For a decade or so I’ve been committed to a couple of ideas that in my mind intersect with sociopolitical issues that I’m concerned about. Primarily, most of my books are appropriations. I’m interested in ownership about this kind of material from the web. I’m interested in reflecting the language that’s on the web. I’m interested in collecting language. Further, in this book, I’m really interested in ways in which we can start to renegotiate or rethink our ideas about this kind of author. As I said in other contexts, I’m all in favor of subjectivity, I just think it doesn’t have to be my own. I’m really interested in print collective subjectivity as a new way to think about these emotions, this affect. Does it have to be me—singular author—articulating my feelings to a reader? Those reimaginations, those reconfigurations between the reader and the author and this new inundation of text and language that is everywhere, to me, really speaks of a contemporary moment and, to me, speaking to a contemporary moment is a political act.
So you think it’s more important in our current cultural and political present to put yourself forward as a filter for these messages rather than as a creator of your own?
I’m not just a filter.

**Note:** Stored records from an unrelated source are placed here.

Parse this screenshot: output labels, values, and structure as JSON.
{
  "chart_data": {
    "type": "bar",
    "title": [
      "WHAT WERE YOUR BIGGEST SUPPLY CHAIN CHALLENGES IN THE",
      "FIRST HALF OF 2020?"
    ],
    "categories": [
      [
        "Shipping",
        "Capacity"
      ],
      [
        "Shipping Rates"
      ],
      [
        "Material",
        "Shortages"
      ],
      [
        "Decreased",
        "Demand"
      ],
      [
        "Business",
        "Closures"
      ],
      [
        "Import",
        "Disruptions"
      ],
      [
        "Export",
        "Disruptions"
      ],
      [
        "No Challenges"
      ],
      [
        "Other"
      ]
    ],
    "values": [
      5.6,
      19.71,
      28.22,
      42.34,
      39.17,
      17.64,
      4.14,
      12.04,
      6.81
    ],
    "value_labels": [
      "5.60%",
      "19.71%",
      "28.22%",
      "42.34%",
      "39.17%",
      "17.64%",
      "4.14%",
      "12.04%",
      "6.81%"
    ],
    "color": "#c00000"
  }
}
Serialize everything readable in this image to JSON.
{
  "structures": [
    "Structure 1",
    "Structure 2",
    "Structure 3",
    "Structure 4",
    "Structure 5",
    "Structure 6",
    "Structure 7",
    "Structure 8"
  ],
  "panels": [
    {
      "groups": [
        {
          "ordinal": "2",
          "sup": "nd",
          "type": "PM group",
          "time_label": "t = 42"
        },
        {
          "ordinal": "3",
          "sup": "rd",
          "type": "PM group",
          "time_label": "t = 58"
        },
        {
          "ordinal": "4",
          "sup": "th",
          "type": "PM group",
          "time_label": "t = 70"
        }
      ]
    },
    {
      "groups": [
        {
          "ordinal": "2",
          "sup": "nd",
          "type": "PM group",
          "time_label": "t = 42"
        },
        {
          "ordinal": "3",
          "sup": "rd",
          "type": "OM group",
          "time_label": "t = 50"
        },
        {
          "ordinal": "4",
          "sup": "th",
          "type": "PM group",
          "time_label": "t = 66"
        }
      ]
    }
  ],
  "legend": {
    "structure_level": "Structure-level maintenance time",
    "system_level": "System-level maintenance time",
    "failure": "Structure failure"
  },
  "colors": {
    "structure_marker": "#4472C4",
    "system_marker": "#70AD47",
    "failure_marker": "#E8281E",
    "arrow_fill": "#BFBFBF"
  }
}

A filter would be a very specific way of putting it, which I like, but I would say as a thinker, as a way think about how these messages are disseminated. But filter is interesting, too, because filter would suggest a lot of new ideas about what can the author do, and what is the author’s role in this kind of culture where text is king and we have all this language and technology? What is his role? To ignore that, to have one kind of supreme voice is one option that I think is very old-fashioned. To find yourself, to use your word, as a type of filter, or a kind of way to facilitate and negotiate is interesting.
Robert Fitterman is the author of several books including No, Wait. Yep. Definitely Still Hate Myself and Now We Are Friends. He is a faculty member at the creative writing program at NYU.